I am trying to learn generating functions so I am trying this recurrence:

$$F(n) = 1 + \frac{n-1}{n}F(n-1)$$

But I am struggling with it. Luckily the base case can be anything since $F(1)$ will multiply it by $0$ anyway, so let's say $F(0) = 0$. Then I tried this:

$$G(x) = \sum_{n=0}^{\infty} F(n)x^n$$

Remove base case $n=0$, split $F(n)$ into its parts:

$$G(x) = 0 + \sum_{n=1}^{\infty} x^n + \sum_{n=1}^{\infty} \frac{n-1}{n} F(n-1) x^{n}$$

Simplify the first sum (accounting for $n=0$), pull $x$ out of the right sum and shift index:

$$G(x) = -1 + \frac{1}{1-x} + x\sum_{n=0}^{\infty} \frac{n}{n+1} F(n) x^{n}$$

At this point I don't know how to simplify the right sum any further because I cannot simply pull out $\frac{n}{n+1}$ and replace the sum with $G(x)$ like I normally can with constant coefficients.

Just looking for hints because I want to solve this myself (as much as I can, anyway), please. What are the typical methods people use at this point?

Answer 1

Hint: Life will be more pleasant if we let $kF(k)=W(k)$. Then we are looking at $W(n)=n+W(n-1)$. The generating function is straightforward, and then we can obtain the generating function of $F$.

Answer 2

If you are interested in an easier proof:

Observe:

$F(1)=1$, $F(2)=\frac{3}{2}$, $F(3)=2$, $F(4)=\frac{5}{2}$ $\dots$

Now it is easy to get the pattern $F(n)=\frac{n+1}{2}$ and prove it by induction.

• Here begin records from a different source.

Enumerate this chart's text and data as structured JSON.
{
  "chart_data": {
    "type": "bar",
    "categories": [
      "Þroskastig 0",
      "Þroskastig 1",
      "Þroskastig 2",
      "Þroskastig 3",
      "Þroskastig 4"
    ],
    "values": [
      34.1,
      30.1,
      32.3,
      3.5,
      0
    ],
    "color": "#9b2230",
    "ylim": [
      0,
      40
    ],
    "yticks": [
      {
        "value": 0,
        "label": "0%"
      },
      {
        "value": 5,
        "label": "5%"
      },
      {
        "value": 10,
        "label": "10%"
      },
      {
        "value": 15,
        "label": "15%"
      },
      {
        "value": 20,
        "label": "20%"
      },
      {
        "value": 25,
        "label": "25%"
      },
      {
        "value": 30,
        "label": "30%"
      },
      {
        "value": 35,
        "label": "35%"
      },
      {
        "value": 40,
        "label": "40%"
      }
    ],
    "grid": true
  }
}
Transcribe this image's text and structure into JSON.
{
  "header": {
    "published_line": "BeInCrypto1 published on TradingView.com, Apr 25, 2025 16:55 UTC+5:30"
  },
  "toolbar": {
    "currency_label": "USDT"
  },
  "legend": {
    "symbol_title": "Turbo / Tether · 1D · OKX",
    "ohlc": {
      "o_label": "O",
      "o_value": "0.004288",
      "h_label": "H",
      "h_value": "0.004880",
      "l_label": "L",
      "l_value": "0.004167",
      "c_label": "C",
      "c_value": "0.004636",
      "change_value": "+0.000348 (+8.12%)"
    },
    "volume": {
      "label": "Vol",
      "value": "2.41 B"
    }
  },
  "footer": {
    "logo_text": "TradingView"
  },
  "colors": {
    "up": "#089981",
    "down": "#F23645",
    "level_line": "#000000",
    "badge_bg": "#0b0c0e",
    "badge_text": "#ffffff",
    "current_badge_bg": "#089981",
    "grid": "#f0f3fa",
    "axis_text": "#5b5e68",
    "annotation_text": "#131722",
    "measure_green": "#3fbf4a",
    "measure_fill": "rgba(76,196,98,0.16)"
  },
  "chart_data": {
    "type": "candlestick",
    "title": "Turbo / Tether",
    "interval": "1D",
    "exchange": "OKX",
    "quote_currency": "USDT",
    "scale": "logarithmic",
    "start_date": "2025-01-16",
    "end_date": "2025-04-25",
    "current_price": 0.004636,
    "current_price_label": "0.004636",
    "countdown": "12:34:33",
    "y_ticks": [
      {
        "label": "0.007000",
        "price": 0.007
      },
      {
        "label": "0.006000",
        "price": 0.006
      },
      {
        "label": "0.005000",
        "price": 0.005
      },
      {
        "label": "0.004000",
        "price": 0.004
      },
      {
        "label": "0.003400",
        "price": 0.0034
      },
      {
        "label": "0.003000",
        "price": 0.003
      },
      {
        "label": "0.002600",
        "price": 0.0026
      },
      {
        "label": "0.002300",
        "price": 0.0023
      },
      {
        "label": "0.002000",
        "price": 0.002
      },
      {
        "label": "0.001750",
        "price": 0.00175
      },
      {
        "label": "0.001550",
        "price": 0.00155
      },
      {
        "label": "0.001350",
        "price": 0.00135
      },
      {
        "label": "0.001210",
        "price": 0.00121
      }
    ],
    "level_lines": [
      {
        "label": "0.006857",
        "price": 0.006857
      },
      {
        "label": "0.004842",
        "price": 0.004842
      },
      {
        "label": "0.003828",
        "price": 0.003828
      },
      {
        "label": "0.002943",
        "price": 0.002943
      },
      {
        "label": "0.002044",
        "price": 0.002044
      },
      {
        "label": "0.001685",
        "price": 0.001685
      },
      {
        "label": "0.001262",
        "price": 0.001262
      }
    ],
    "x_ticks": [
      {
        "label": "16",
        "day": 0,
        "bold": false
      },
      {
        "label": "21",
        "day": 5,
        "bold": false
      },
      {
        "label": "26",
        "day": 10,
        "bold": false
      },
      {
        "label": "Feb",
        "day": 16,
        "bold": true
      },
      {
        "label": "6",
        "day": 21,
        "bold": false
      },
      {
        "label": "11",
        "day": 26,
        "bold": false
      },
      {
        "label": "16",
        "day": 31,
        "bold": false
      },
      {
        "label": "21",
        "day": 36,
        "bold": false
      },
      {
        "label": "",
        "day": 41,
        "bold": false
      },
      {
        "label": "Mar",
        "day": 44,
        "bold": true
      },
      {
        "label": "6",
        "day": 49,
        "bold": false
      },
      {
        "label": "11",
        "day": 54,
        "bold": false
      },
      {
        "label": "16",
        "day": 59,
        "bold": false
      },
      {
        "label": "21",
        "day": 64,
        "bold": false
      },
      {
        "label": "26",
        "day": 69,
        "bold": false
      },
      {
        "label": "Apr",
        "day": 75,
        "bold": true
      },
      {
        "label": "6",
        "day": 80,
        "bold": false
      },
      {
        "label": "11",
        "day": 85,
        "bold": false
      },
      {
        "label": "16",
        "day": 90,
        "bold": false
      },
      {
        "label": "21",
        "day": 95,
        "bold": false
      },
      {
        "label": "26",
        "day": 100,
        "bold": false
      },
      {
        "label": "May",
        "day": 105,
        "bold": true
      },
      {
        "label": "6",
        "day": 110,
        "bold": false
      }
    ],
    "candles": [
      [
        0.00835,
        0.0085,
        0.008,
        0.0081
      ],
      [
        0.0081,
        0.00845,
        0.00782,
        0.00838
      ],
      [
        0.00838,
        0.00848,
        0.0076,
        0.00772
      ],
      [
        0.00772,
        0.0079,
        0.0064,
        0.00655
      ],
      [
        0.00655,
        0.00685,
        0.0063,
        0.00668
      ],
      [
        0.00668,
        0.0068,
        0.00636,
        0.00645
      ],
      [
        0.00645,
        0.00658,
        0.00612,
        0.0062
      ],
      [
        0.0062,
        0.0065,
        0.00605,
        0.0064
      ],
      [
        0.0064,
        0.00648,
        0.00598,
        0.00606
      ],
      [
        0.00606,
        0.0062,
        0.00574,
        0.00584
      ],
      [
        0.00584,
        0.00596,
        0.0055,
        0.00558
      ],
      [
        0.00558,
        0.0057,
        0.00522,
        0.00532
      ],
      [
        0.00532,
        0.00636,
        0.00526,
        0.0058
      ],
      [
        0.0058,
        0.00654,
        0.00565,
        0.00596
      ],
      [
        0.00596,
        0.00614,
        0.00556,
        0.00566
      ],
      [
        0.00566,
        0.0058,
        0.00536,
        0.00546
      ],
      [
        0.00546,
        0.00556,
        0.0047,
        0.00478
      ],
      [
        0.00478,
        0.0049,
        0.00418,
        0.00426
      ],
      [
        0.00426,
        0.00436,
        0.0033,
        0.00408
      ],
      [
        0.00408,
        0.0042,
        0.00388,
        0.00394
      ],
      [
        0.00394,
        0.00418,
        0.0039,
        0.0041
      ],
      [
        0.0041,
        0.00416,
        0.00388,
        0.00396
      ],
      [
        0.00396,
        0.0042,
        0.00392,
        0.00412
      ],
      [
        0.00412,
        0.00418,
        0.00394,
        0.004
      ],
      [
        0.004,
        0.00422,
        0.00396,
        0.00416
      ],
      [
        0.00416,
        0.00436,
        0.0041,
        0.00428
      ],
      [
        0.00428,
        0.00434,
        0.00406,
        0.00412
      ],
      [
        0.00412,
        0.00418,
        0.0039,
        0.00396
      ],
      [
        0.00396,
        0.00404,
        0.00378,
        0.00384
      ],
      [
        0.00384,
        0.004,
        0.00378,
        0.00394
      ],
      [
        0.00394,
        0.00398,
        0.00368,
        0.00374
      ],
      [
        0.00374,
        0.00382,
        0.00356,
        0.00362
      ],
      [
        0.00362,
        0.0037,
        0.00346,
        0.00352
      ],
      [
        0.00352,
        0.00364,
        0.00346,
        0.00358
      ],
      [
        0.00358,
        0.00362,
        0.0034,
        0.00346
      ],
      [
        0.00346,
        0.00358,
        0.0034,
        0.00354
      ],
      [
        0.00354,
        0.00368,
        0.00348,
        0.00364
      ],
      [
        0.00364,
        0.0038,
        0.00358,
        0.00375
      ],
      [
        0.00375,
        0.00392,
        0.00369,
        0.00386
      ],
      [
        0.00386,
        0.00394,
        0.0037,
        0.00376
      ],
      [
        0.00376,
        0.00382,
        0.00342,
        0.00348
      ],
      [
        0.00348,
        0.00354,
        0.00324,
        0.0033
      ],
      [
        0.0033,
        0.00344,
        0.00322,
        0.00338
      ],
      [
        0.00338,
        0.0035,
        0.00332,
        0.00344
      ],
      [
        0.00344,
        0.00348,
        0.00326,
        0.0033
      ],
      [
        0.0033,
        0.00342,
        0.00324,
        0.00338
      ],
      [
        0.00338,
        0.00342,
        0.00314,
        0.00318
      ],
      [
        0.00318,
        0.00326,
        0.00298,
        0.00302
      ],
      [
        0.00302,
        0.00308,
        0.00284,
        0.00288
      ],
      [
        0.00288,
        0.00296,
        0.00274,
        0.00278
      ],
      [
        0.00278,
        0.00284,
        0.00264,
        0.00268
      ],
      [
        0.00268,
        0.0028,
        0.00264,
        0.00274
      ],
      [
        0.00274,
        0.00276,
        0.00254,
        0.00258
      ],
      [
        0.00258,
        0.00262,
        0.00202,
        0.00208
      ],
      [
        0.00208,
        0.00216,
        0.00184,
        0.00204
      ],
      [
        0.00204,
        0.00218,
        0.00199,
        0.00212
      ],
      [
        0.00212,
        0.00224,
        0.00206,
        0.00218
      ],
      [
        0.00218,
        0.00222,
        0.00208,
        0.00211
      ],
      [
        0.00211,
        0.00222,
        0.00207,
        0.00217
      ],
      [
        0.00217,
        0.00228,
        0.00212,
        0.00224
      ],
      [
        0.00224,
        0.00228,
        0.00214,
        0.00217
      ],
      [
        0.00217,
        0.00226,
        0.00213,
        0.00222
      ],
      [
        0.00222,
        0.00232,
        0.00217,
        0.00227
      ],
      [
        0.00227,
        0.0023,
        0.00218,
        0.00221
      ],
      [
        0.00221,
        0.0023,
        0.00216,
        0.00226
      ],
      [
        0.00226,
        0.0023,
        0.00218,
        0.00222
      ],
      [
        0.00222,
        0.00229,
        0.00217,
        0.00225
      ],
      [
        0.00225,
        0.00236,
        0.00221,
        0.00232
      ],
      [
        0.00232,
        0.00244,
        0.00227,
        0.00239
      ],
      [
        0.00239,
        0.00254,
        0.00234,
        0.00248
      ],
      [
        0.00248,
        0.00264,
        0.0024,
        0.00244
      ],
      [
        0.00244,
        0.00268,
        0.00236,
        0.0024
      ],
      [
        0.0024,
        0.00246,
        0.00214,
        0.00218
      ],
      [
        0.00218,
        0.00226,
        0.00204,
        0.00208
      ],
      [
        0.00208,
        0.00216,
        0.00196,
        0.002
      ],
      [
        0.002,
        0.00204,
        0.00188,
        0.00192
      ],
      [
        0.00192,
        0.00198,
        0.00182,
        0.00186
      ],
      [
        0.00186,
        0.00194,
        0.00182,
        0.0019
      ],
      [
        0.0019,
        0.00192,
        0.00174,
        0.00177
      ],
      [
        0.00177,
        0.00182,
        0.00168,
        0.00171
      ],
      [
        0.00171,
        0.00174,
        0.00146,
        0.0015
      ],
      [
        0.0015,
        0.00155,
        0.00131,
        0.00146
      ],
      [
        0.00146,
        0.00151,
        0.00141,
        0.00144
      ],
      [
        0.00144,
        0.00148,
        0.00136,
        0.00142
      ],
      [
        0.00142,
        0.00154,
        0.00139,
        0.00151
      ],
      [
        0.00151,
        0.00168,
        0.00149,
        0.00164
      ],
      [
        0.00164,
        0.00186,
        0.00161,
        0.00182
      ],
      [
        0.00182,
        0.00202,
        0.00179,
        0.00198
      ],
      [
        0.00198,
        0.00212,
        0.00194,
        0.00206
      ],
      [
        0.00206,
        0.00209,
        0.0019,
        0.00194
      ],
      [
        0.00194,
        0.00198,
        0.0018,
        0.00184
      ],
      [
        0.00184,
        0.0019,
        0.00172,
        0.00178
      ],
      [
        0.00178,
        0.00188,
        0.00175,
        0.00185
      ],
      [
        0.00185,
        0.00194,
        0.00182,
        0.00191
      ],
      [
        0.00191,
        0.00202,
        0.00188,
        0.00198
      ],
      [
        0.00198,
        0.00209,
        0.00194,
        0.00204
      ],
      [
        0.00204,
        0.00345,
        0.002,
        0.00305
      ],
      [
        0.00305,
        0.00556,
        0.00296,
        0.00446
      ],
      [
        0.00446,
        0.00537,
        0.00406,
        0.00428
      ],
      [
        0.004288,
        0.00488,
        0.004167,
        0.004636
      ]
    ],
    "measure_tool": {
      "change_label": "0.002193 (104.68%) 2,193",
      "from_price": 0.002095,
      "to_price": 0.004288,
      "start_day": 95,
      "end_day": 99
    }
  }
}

First you can check that the induction base $F(1)=1$ holds.

In the induction step, assume $F(n)=\frac{n+1}{2}$. Then $$F(n+1)= 1 + \frac{n+1-1}{n+1}F(n)=1+\frac{n}{n+1}\frac{n+1}{2}=\frac{n+2}{2},$$ where we used the induction assumption.

Answer 3

The usual GF-approach may go through the following lines. We have $F(0)=0$ and $n F(n) = n + (n-1) F(n-1)$. Assuming that $$ G(x) = \sum_{n\geq 0}F(n) x^n = \sum_{n\geq 1}F(n) x^n,\tag{1} $$ we have: $$ x\cdot G'(x) = \sum_{n\geq 1} n F(n)\,x^{n}=\sum_{n\geq 0} n F(n)\,x^{n}, \tag{2}$$ $$ x^2\cdot G'(x) = \sum_{n\geq 0} (n-1) F(n-1)\, x^n,\tag{3} $$ $$ \sum_{n\geq 0}n\,x^n = \frac{x}{(1-x)^2}\tag{4}$$ hence the recurence relation turns into the pseudo-DE $$ x G'(x) = \frac{x}{(1-x)^2}+x^2 G'(x)\tag{5} $$ leading to $G'(x)=\frac{1}{(1-x)^3}$ and $G(x)=K+\frac{1}{2(1-x)^2}$. Since $G(0)=0$ we have $K=-\frac{1}{2}$, hence:

$$ G(x) = \frac{1}{2}\sum_{n\geq 1}\binom{n+1}{1}x^n \tag{6} $$ by stars and bars, and $F(n)=\frac{n+1}{2}$ for any $n\geq 1$ readily follows.